June, 2010 Listings – Children’s Programming in Eastern MA

Monday, June 21, 10-11 a.m., JUNGLE ENCOUNTERS, Garden in the Woods, Framingham, MA. Meet a variety of exotic animals up close and personal. Learn how each animal fits its environment, whether it is an American alligator or an African hedgehog. Do you know what the second largest rodent in the world is called? Learn the difference between a Savannah cat and a Bengal cat and find out how cuddly a skunk can be. You may pay at the door. Event will be held Rain or Shine. In case of rain, event will be held indoors and seating is limited. Fee: $4 (fee charged to ages 3+) (Member) / $5 (fee charged to ages 3+) (Nonmember). Pre-registration is encouraged, contact the registrar at 508-877-7630, ext. 3303.

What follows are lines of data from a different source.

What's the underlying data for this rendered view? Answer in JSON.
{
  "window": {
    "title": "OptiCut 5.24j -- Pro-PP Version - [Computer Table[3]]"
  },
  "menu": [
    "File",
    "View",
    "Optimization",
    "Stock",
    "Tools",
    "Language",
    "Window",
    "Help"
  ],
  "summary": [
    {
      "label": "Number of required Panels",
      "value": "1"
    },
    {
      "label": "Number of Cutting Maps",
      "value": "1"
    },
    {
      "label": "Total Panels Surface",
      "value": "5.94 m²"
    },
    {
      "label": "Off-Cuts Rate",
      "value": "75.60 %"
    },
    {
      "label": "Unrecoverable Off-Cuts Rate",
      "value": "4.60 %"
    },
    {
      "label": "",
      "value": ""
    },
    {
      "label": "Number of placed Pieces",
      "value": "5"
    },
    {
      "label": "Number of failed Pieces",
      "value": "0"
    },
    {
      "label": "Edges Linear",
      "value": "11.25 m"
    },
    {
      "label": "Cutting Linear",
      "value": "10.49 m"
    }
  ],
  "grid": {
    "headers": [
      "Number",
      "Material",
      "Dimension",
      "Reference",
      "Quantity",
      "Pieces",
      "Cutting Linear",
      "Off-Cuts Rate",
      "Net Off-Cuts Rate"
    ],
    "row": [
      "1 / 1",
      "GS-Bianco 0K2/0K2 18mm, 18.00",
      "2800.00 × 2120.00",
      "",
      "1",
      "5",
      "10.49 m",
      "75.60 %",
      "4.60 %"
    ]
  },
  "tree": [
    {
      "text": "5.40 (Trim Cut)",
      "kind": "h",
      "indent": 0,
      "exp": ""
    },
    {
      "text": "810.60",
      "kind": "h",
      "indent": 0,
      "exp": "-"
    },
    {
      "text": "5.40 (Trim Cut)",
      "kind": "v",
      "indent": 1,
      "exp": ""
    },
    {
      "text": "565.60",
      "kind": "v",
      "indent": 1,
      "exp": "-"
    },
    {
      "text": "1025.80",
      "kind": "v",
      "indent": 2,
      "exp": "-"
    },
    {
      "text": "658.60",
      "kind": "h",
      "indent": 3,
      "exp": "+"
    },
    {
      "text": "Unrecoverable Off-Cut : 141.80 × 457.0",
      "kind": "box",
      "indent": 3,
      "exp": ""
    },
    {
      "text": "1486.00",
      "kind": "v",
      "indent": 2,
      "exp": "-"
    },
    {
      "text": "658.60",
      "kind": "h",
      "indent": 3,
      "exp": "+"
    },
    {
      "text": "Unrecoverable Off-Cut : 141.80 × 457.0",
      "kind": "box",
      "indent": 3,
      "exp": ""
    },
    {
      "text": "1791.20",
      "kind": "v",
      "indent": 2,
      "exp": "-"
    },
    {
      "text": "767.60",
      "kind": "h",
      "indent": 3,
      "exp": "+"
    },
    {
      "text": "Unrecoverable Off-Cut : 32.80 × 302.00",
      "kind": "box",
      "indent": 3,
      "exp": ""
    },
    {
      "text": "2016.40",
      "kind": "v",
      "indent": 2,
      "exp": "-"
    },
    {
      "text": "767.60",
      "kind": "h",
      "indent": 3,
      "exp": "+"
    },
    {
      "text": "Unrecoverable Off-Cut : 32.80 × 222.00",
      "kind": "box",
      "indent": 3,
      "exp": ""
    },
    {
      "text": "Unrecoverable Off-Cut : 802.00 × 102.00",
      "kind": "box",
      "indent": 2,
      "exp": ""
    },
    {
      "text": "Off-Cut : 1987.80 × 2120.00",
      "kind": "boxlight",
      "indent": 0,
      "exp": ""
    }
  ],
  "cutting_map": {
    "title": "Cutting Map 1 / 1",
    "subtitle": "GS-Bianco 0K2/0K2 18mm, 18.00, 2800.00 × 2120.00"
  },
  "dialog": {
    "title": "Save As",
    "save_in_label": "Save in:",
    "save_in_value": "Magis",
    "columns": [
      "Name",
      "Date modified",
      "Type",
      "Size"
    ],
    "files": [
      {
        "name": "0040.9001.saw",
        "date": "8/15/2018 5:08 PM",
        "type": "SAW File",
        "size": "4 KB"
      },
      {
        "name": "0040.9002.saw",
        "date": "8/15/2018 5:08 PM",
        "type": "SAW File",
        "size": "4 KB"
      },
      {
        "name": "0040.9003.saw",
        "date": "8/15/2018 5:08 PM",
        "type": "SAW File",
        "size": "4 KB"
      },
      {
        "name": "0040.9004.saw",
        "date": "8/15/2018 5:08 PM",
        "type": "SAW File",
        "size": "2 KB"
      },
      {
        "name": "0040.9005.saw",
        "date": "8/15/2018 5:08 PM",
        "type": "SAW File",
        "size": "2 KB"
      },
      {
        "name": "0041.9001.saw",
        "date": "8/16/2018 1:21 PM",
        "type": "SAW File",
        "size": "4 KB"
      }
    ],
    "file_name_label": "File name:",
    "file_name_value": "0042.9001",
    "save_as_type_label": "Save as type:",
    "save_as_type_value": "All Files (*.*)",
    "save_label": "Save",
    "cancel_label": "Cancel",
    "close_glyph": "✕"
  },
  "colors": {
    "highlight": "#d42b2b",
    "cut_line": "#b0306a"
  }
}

Wednesday, June 23, 3:30-5:30 p.m., Predators and Prey, Garden in the Woods, Framingham, MA. For Children in grades 2-5. Plants make their own food, but animals must eat! In nature, the “eaters” and the “eaten” keep a kind of balance so that both may survive. Instructor Bonnie Drexler helps us discover what animals eat what animals here at the Garden, in our ponds, streams, and woodlands. How do predators catch their prey? How can animals without sharp teeth and claws escape hungry hunters? Are there any “good guys” and “bad guys” in nature? Through careful observation and role playing, we will learn some surprises about our animal neighbors. Fee: $12 (Member) / $14 (Nonmember). Pre-registration is necessary, contact the registrar at 508-877-7630, ext. 3303.